If we expect that the demand for GPT-5 in AI compute is 100x of that of GPT-4 th...

If we expect that the demand for GPT-5 in AI compute is 100x of that of GPT-4 then if GPT-4 was trained in months on 10k of H100 then you would need years with 100k of H100 or maybe again months with 100k of GB200.

See, there is your answer. The issue is the compute of GPUs is way to low yet for GPT-5 if they continue parameter scaling as they used to do.

GPT3 took months on 10k A100s. 10k H100 would have done it in a fraction of a time. Blackwell could train GPT4 in 10 days with same amount of GPUs as Hopper which took months.

Don't forget GPT3 is just 2.5 years old. Training is obviously waiting for the next step up in large clusters of training speed increasement. Don't be fooled, the 2x Blackwell vs. Hopper is only chip vs. chip. 10k of Blackwell including all networking speedup is easily 10x or more faster than the same amount of Hopper.
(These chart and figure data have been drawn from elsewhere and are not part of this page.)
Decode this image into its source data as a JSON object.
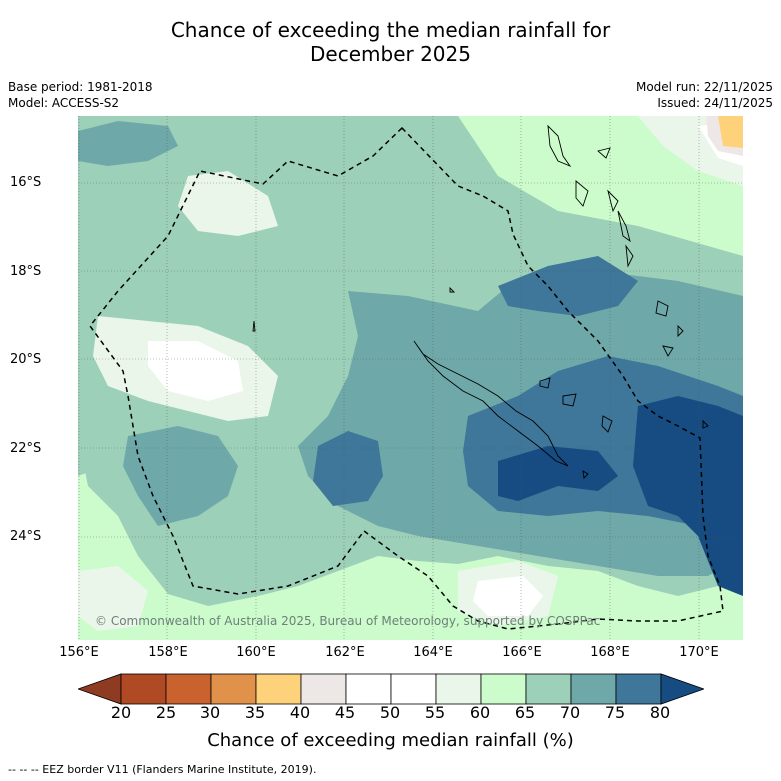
{
  "title": {
    "line1": "Chance of exceeding the median rainfall for",
    "line2": "December 2025"
  },
  "meta": {
    "base_period": "Base period: 1981-2018",
    "model": "Model: ACCESS-S2",
    "model_run": "Model run: 22/11/2025",
    "issued": "Issued: 24/11/2025"
  },
  "map": {
    "lat_labels": [
      "16°S",
      "18°S",
      "20°S",
      "22°S",
      "24°S"
    ],
    "lon_labels": [
      "156°E",
      "158°E",
      "160°E",
      "162°E",
      "164°E",
      "166°E",
      "168°E",
      "170°E"
    ],
    "copyright": "© Commonwealth of Australia 2025, Bureau of Meteorology, supported by COSPPac"
  },
  "legend": {
    "ticks": [
      "20",
      "25",
      "30",
      "35",
      "40",
      "45",
      "50",
      "55",
      "60",
      "65",
      "70",
      "75",
      "80"
    ],
    "colors": [
      "#8f3b22",
      "#b04a25",
      "#c9622f",
      "#e0914a",
      "#fdd27a",
      "#ede8e6",
      "#ffffff",
      "#ffffff",
      "#eaf6ea",
      "#ccfccc",
      "#9dd0b8",
      "#6ea8a8",
      "#3e7799",
      "#164c82"
    ],
    "title": "Chance of exceeding median rainfall (%)"
  },
  "footer": {
    "eez_note": "--  --  -- EEZ border V11 (Flanders Marine Institute, 2019)."
  }
}
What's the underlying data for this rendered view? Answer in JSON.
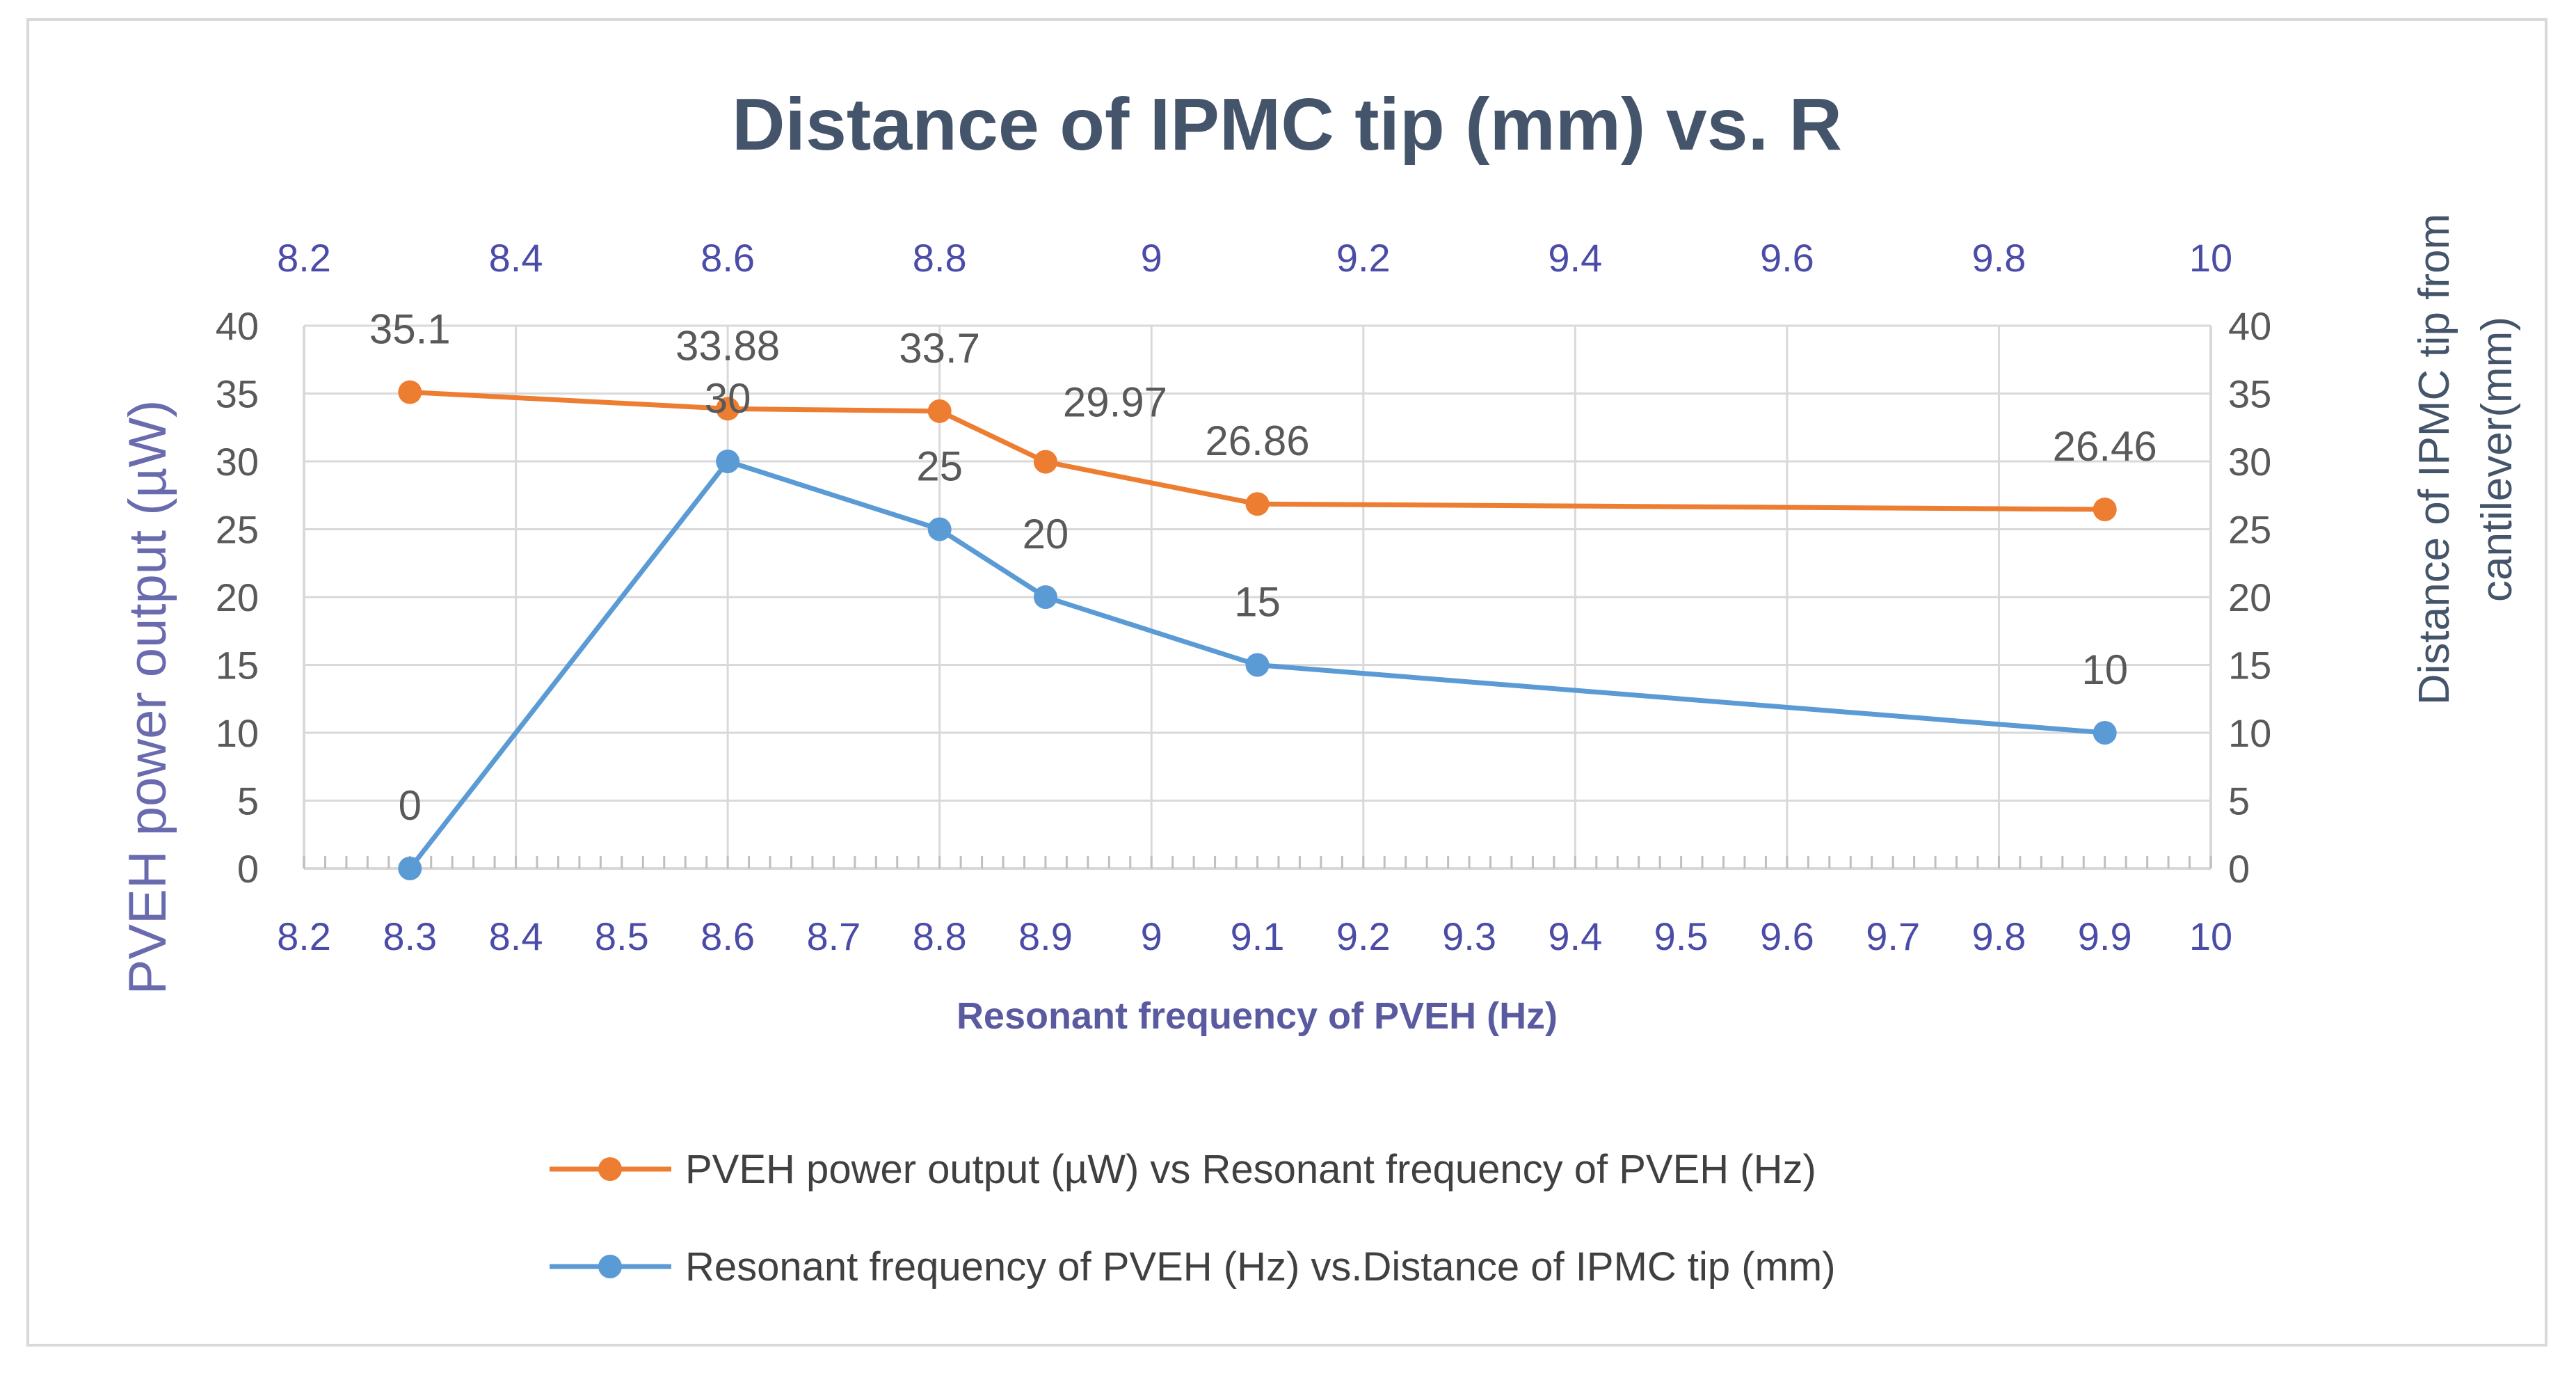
{
  "chart_data": {
    "type": "line",
    "title": "Distance of IPMC tip (mm) vs. R",
    "xlabel": "Resonant frequency of PVEH (Hz)",
    "ylabel_left": "PVEH power output (µW)",
    "ylabel_right_line1": "Distance of IPMC tip from",
    "ylabel_right_line2": "cantilever(mm)",
    "xlim": [
      8.2,
      10
    ],
    "ylim": [
      0,
      40
    ],
    "x_ticks_bottom": [
      "8.2",
      "8.3",
      "8.4",
      "8.5",
      "8.6",
      "8.7",
      "8.8",
      "8.9",
      "9",
      "9.1",
      "9.2",
      "9.3",
      "9.4",
      "9.5",
      "9.6",
      "9.7",
      "9.8",
      "9.9",
      "10"
    ],
    "x_ticks_top": [
      "8.2",
      "8.4",
      "8.6",
      "8.8",
      "9",
      "9.2",
      "9.4",
      "9.6",
      "9.8",
      "10"
    ],
    "y_ticks": [
      "0",
      "5",
      "10",
      "15",
      "20",
      "25",
      "30",
      "35",
      "40"
    ],
    "grid": true,
    "legend_position": "bottom",
    "series": [
      {
        "name": "PVEH power output (µW) vs Resonant frequency of PVEH (Hz)",
        "color": "#ED7D31",
        "x": [
          8.3,
          8.6,
          8.8,
          8.9,
          9.1,
          9.9
        ],
        "values": [
          35.1,
          33.88,
          33.7,
          29.97,
          26.86,
          26.46
        ],
        "labels": [
          "35.1",
          "33.88",
          "33.7",
          "29.97",
          "26.86",
          "26.46"
        ]
      },
      {
        "name": "Resonant frequency of PVEH (Hz) vs.Distance of IPMC tip (mm)",
        "color": "#5B9BD5",
        "x": [
          8.3,
          8.6,
          8.8,
          8.9,
          9.1,
          9.9
        ],
        "values": [
          0,
          30,
          25,
          20,
          15,
          10
        ],
        "labels": [
          "0",
          "30",
          "25",
          "20",
          "15",
          "10"
        ]
      }
    ]
  }
}
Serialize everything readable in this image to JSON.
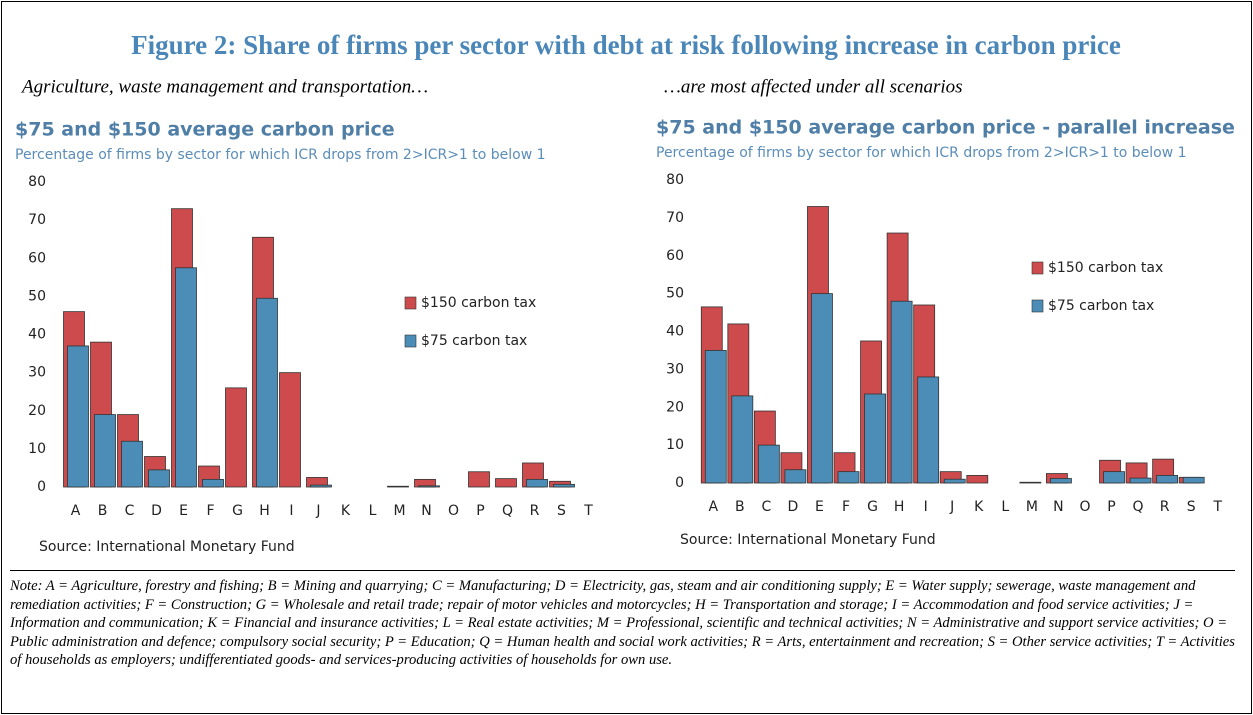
{
  "figure_title": "Figure 2: Share of firms per sector with debt at risk following increase in carbon price",
  "left_caption": "Agriculture, waste management and transportation…",
  "right_caption": "…are most affected under all scenarios",
  "chart_data": [
    {
      "type": "bar",
      "title": "$75 and $150 average carbon price",
      "subtitle": "Percentage of firms by sector for which ICR drops from 2>ICR>1 to below 1",
      "source": "Source: International Monetary Fund",
      "categories": [
        "A",
        "B",
        "C",
        "D",
        "E",
        "F",
        "G",
        "H",
        "I",
        "J",
        "K",
        "L",
        "M",
        "N",
        "O",
        "P",
        "Q",
        "R",
        "S",
        "T"
      ],
      "series": [
        {
          "name": "$150 carbon tax",
          "color": "#cd4b4c",
          "values": [
            46,
            38,
            19,
            8,
            73,
            5.5,
            26,
            65.5,
            30,
            2.5,
            0,
            0,
            0.2,
            2,
            0,
            4,
            2.2,
            6.3,
            1.5,
            0
          ]
        },
        {
          "name": "$75 carbon tax",
          "color": "#4b8db6",
          "values": [
            37,
            19,
            12,
            4.5,
            57.5,
            2,
            0,
            49.5,
            0,
            0.5,
            0,
            0,
            0,
            0.3,
            0,
            0,
            0,
            2,
            0.7,
            0
          ]
        }
      ],
      "ylim": [
        0,
        80
      ],
      "yticks": [
        0,
        10,
        20,
        30,
        40,
        50,
        60,
        70,
        80
      ],
      "grid": false
    },
    {
      "type": "bar",
      "title": "$75 and $150 average carbon price - parallel increase",
      "subtitle": "Percentage of firms by sector for which ICR drops from 2>ICR>1 to below 1",
      "source": "Source: International Monetary Fund",
      "categories": [
        "A",
        "B",
        "C",
        "D",
        "E",
        "F",
        "G",
        "H",
        "I",
        "J",
        "K",
        "L",
        "M",
        "N",
        "O",
        "P",
        "Q",
        "R",
        "S",
        "T"
      ],
      "series": [
        {
          "name": "$150 carbon tax",
          "color": "#cd4b4c",
          "values": [
            46.5,
            42,
            19,
            8,
            73,
            8,
            37.5,
            66,
            47,
            3,
            2,
            0,
            0.2,
            2.5,
            0,
            6,
            5.3,
            6.3,
            1.5,
            0
          ]
        },
        {
          "name": "$75 carbon tax",
          "color": "#4b8db6",
          "values": [
            35,
            23,
            10,
            3.5,
            50,
            3,
            23.5,
            48,
            28,
            1,
            0,
            0,
            0,
            1.2,
            0,
            3,
            1.3,
            2,
            1.5,
            0
          ]
        }
      ],
      "ylim": [
        0,
        80
      ],
      "yticks": [
        0,
        10,
        20,
        30,
        40,
        50,
        60,
        70,
        80
      ],
      "grid": false
    }
  ],
  "note": "Note: A = Agriculture, forestry and fishing; B = Mining and quarrying; C = Manufacturing; D = Electricity, gas, steam and air conditioning supply; E = Water supply; sewerage, waste management and remediation activities; F = Construction; G = Wholesale and retail trade; repair of motor vehicles and motorcycles; H = Transportation and storage; I = Accommodation and food service activities; J = Information and communication; K = Financial and insurance activities; L = Real estate activities; M = Professional, scientific and technical activities; N = Administrative and support service activities; O = Public administration and defence; compulsory social security; P = Education; Q = Human health and social work activities; R = Arts, entertainment and recreation; S = Other service activities; T = Activities of households as employers; undifferentiated goods- and services-producing activities of households for own use."
}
So building a 1 million Blackwell cluster means 100x more training compute compared to a 100k Hopper cluster.

Nobody starts a model training if it takes years to finish... too much risk in that.

Transfer model was introduced in 2017 and ChatGPT came out 2022. Why? Because they would have needed millions of Volta GPUs instead of thousands of Ampere GPUs to train it.